Lesson planning, instruction, and progress monitoring are key pieces of teaching…….and I believe YouDescribe will fit well in any lesson.
Description = Takes into account and targets the unique learning styles of children with visual impairments, who often don’t realize the same opportunities for learning through imitation and incidental experience as do their sighted peers.
• Selected after research of national curricular priorities and user input.
• Formally evaluated by teachers.
Power of Description--
Introduction:
This is an abstract portrait. It represents a person, but is comprised of geometric shapes, various paint textures and mostly flat, muted colors. The subject sits facing us; his face is near the center of the painting. The face is a white, trapezoid shape and appears mask-like, with slanted eyes and a nose comprised of two intersecting curved lines.

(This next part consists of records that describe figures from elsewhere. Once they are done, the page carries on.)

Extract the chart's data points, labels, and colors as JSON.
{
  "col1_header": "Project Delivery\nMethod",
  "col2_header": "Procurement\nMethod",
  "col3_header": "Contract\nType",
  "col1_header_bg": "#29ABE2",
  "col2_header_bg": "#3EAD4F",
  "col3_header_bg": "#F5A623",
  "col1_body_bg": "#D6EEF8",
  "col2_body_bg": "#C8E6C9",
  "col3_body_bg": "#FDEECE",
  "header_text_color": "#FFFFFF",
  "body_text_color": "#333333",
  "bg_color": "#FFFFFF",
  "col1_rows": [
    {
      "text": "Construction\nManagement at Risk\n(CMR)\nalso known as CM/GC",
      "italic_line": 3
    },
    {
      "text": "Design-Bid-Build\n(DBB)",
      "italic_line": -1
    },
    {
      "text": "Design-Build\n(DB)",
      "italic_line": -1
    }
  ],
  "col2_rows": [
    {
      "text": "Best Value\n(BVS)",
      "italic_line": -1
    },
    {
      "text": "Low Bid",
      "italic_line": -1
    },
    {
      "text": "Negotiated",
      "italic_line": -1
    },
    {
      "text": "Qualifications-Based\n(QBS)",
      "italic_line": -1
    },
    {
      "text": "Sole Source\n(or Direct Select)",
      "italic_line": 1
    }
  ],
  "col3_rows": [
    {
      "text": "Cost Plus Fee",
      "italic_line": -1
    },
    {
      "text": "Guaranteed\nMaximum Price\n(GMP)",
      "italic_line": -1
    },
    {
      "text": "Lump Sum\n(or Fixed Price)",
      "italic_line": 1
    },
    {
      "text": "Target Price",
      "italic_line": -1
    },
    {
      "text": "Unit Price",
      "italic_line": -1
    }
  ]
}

He has a simple V-shaped mouth, from which a brown pipe extends down to our right. The pipe is heavily textured to create a kind of high relief on the surface of the canvas. Above the face, is a flesh-colored semi-circle representing the forehead. Shoulder-length, black wavy hair frames the face and forehead; it is also created using heavily-textured paint. On his head, he wears a tall, wide-brimmed, gray hat.
The subject’s body is composed of brown, blue and gray rectangles with a yellow cone-shaped patch beneath his chin. Extending down along the right side of his body (our left), is an L-shape that represents the subject’s right arm. He holds a black fountain pen in his right hand, and he is poised to write in a yellow book which lies open on his lap. Like the pipe, the pen is so fully modeled that it resembles an actual object attached to the canvas.
The background is also comprised of rectangular shapes. A roughly textured reddish-brown rectangles rises above the figure’s right shoulder and a golden- colored rectangle rises above him on his left.